For image retrieval and other similarity-based tasks such as person re-identification, we need to compute the similarity (or distance) between the query image and database images. Then we can rank the database images based on their similarity to the query image. In this post, I want to briefly introduce two measures widely used in image retrieval tasks.

# The Euclidean distance

The Euclidean distance is straightforward, suppose \(x\) and \(y\) are two feature vectors in \(\mathbf{R^n}\), then the Euclidean distance between the two vectors is:

\[\begin{equation}\begin{aligned} d_{euclid} &= {\Vert x - y \Vert}_2 \\ &= \sqrt{\sum_{i=1}^{n}(x_i - y_i)^2} \\ &= \sqrt{ {\Vert x \Vert}^2 + {\Vert y \Vert}^2 - 2x\cdot y }\\ \end{aligned}\end{equation}\]

If Euclidean distance between feature vectors of image A and B is smaller than that of image A and C, we may conclude that image B is more similar to A than image C.

# The cosine similarity

Cosine similarity is another commonly used measure. For vector \(x\) and \(y\), it is defined as:

\[\begin{equation} s = \frac{x\cdot y}{\Vert x \Vert \Vert y \Vert}\ , \end{equation}\]

which is actually the cosine value of angle \(\theta\) between vector \(x\) and \(y\). Here is a plot illustrating that:

How does the above equation come? It can be derived from the The Law of cosines.
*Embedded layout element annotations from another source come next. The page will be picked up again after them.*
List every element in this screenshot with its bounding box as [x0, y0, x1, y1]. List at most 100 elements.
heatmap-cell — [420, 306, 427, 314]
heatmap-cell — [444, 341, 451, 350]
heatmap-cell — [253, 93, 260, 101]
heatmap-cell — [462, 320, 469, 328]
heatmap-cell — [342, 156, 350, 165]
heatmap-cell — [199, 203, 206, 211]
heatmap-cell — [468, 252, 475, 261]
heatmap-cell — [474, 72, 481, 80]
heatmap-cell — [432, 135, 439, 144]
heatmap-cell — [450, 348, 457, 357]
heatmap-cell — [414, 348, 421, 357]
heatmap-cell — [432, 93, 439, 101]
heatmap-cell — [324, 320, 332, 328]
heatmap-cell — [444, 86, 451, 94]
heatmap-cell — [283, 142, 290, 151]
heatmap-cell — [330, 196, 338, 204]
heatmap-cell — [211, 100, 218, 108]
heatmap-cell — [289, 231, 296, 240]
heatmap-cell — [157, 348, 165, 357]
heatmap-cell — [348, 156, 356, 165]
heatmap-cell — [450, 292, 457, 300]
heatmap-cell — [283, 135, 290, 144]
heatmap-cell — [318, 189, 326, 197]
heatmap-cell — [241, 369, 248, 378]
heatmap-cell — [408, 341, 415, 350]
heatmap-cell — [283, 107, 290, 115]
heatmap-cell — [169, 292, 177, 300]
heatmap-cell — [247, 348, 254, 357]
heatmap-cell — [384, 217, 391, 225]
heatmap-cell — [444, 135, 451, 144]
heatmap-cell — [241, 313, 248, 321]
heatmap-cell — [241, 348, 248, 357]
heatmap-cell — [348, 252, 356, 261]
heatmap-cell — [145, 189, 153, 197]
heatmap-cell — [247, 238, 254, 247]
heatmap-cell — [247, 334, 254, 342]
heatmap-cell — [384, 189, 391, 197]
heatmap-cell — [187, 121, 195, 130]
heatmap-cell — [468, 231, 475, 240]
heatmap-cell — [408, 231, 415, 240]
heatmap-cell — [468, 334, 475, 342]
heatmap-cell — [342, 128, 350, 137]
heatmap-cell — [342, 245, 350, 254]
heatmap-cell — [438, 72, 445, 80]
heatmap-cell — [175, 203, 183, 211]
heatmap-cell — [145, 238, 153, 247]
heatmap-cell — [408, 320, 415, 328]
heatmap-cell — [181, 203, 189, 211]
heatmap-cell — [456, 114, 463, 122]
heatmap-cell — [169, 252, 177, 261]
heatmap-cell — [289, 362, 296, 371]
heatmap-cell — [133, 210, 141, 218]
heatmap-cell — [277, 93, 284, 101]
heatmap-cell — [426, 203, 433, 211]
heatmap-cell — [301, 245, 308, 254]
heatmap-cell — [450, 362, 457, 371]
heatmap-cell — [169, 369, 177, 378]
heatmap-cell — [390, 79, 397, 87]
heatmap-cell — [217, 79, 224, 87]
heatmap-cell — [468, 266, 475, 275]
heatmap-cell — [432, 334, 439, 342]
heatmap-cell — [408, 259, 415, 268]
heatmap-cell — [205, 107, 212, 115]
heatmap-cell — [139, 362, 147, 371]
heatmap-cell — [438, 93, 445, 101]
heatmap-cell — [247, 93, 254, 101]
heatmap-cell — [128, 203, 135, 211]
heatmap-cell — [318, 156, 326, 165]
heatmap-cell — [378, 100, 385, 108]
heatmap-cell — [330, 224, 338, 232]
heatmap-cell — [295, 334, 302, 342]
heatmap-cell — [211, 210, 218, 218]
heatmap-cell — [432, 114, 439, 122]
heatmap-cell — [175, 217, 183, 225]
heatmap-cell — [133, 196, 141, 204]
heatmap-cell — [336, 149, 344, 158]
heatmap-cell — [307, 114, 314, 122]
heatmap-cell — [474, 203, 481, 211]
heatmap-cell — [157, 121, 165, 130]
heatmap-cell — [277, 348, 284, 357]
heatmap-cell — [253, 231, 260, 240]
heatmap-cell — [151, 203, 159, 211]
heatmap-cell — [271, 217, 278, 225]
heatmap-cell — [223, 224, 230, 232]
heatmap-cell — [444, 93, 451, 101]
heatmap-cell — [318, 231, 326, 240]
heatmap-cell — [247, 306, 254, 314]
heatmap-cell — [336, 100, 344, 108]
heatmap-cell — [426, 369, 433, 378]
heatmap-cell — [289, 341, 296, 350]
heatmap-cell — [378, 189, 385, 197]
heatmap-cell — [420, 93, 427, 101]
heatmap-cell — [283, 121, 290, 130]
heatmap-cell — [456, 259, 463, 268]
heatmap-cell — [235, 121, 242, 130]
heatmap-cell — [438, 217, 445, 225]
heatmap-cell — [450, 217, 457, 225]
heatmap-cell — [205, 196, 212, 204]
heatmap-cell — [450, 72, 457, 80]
Based on that law, we have:

\[\begin{equation} \cos(\theta) = \frac{ {\Vert x \Vert}^2 +{\Vert y \Vert}^2 - {\Vert x - y\Vert}^2 }{2\Vert x \Vert \cdot \Vert y \Vert}\ . \end{equation}\]

We also have the following equality:

\[\begin{equation}\begin{aligned} {\Vert x - y\Vert}^2 &= {d_{euclid}}^2 \\ &= {\Vert x \Vert}^2 +{\Vert y \Vert}^2 - 2x\cdot y \end{aligned}\end{equation}\]

Combining the two equations, we finally get the following equation:

\[\begin{equation} \cos(\theta) = \frac{x\cdot y}{\Vert x \Vert \cdot \Vert y \Vert} \end{equation}\]

If the two vectors \(x\) and \(y\) both are unit vectors, then we can further get:

\[\begin{equation} \cos(\theta) = x \cdot y \end{equation}\]

In this case, the cosine similarity between these two vectors equals to their dot product.

# Cosine distance and its relation to Euclidean distance

In image retrieval, the feature vectors are often \(L_2\) normalized to be a unit vector. In this case, the Euclidean distance between two vectors \(x\) and \(y\) becomes:

\[\begin{equation}\begin{aligned} d_{euclid} &= \sqrt{\sum_{i=1}^{n}(x_i - y_i)^2} \\ &= \sqrt{ {\Vert x \Vert}^2 + {\Vert y \Vert}^2 - 2x\cdot y }\\ &= \sqrt{ 2 - 2x\cdot y }\\ &= \sqrt{ 2(1 - x\cdot y) }\\ \end{aligned}\end{equation}\]

In image retrieval, the feature vector elements are all positive. \(\cos(\theta)\) are in the range \([0, 1]\). Then we can define cosine distance as

\[\begin{equation} d_{cosine}(x, y) = 1 - x\cdot y \ . \end{equation}\]

Now it is easy to see that

\[\begin{equation} d_{euclid}(x, y) = \sqrt{ 2d_{cosine} }\ . \end{equation}\]

So these two measures are closely related. You can choose either of the two measurement to assess the similarity between two images.